[bufé sô briStô] (loc. profi. JOUI.)
Profiter du meilleur avant de se rabattre sur le tout-venant s’exprimait initialement dans l’une de ces maximes désuètes dont aiment à se repaître almanachs et présentateurs télévisés des vicissitudes météorologiques : « manger son pain blanc ».
Pour le bonhomme de la rue devant se contenter de miches grises à la farine gâtée, l’expression se devait d’être traduite en une langue plus proche de sa condition sous peine de confusion, la rue du pain étant alors synonyme de gosier et emprunter un pain sur la fournée de fornication pécheresse. Il eût été fâcheux de se fourvoyer.
Aussi créa-t-il bouffer son bricheton, en toute simplicité.

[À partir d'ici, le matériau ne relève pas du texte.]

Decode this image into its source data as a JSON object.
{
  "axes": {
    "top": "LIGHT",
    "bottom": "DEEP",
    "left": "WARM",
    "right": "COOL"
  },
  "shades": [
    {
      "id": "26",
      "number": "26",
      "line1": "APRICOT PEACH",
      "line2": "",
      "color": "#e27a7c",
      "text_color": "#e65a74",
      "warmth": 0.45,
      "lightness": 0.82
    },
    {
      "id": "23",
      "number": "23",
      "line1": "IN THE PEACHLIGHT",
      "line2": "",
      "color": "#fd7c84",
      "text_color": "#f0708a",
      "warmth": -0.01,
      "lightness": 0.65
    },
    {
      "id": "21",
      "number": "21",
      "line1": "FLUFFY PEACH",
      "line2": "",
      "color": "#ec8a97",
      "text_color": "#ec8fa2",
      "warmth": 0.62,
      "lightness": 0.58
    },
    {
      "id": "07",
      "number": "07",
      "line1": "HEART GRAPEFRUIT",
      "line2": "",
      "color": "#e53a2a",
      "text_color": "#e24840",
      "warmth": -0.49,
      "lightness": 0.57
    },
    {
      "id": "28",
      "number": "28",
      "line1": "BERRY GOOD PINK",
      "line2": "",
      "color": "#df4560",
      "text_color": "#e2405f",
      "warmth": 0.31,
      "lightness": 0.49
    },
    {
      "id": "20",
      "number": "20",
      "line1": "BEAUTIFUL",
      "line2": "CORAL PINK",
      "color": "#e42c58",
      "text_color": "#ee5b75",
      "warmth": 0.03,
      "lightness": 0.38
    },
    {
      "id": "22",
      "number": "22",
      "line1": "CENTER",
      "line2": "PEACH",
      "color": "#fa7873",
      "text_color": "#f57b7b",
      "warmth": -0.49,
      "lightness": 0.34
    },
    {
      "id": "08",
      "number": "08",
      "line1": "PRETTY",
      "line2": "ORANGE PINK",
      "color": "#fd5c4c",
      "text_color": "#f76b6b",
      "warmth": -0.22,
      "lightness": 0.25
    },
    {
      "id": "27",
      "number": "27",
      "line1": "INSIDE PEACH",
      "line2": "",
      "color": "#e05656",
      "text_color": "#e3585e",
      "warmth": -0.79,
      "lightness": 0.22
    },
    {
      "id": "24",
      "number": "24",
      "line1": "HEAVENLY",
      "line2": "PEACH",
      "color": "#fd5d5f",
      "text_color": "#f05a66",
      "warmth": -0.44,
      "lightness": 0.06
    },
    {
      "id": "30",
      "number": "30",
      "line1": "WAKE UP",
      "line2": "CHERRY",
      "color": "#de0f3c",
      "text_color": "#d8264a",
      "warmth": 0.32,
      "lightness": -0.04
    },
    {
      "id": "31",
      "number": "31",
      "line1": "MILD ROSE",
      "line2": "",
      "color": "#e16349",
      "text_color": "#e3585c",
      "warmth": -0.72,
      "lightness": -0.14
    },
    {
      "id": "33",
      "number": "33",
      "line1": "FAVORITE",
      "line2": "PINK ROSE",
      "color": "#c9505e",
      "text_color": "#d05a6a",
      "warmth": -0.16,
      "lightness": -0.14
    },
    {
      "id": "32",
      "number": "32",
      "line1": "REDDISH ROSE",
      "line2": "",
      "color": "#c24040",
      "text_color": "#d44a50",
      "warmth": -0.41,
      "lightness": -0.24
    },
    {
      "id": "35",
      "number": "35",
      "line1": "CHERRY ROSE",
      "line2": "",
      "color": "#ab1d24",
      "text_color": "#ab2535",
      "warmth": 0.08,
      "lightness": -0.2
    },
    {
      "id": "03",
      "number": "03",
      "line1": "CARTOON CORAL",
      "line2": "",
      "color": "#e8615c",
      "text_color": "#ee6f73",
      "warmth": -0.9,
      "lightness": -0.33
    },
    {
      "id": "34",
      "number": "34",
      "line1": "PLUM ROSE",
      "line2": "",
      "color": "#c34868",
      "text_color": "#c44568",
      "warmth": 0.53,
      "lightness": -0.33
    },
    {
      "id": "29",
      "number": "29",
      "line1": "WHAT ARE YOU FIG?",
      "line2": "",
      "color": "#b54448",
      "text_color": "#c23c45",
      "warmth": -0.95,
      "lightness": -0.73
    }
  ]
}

Applicable à la fois littéralement à la consommation d’un pain de bonne qualité et, par extension, à toute forme de jouissance immédiate de ce qui ne repasserait peut-être pas par là avant un moment, bouffer son bricheton s’installera donc, peinard, comme une version populaire de cette mie produite par une farine décolorée au bromate de potassium ou à l’azodicarbonamide et qu’il faut vite manger avant qu’elle ne durcisse.
Une réputation sybarite d’un rapport sans passion à l’effort productif
Le phénoménal succès de la baguette, deuxième monument français le plus connu de par le monde après la Tour Eiffel et bricheton par excellence, rendra l’expression incontournable pour tout procrastinateur préférant profiter de l’instant et remettre le pénible au lendemain.
L’usage sans modération de bouffer son bricheton vaudra au peuple français cette réputation sybarite d’un rapport sans passion à l’effort productif (notamment dans le cadre du travail dûment rémunéré) que d’aucuns lui croyaient avant tout octroyé par une célèbre fable de cigale ayant chanté tout l’été à laquelle une fourmi pas prêteuse conseille d’aller voir là-bas si elle y est.
Car qui a bouffé son bricheton se retrouve évidemment fort dépourvu quand la bise est venue.
C‘est d’ailleurs l’accumulation de nombreuses déconvenues qui conduiront le moderne – une fois arrivé aux affaires – à déclasser bouffer son bricheton et à la rendre surannée afin de préparer des lendemains pas forcément chantants compte tenu « des fluctuations d’indices et diverses tensions sur les marchés boursiers » comme on dit pour expliquer qu’il va falloir mettre un coup de collier.
La baguette sous le bras, l’expression oubliée, le jacteur ayant bouffé son bricheton s’en retournera bosser (mais ceci est une autre histoire).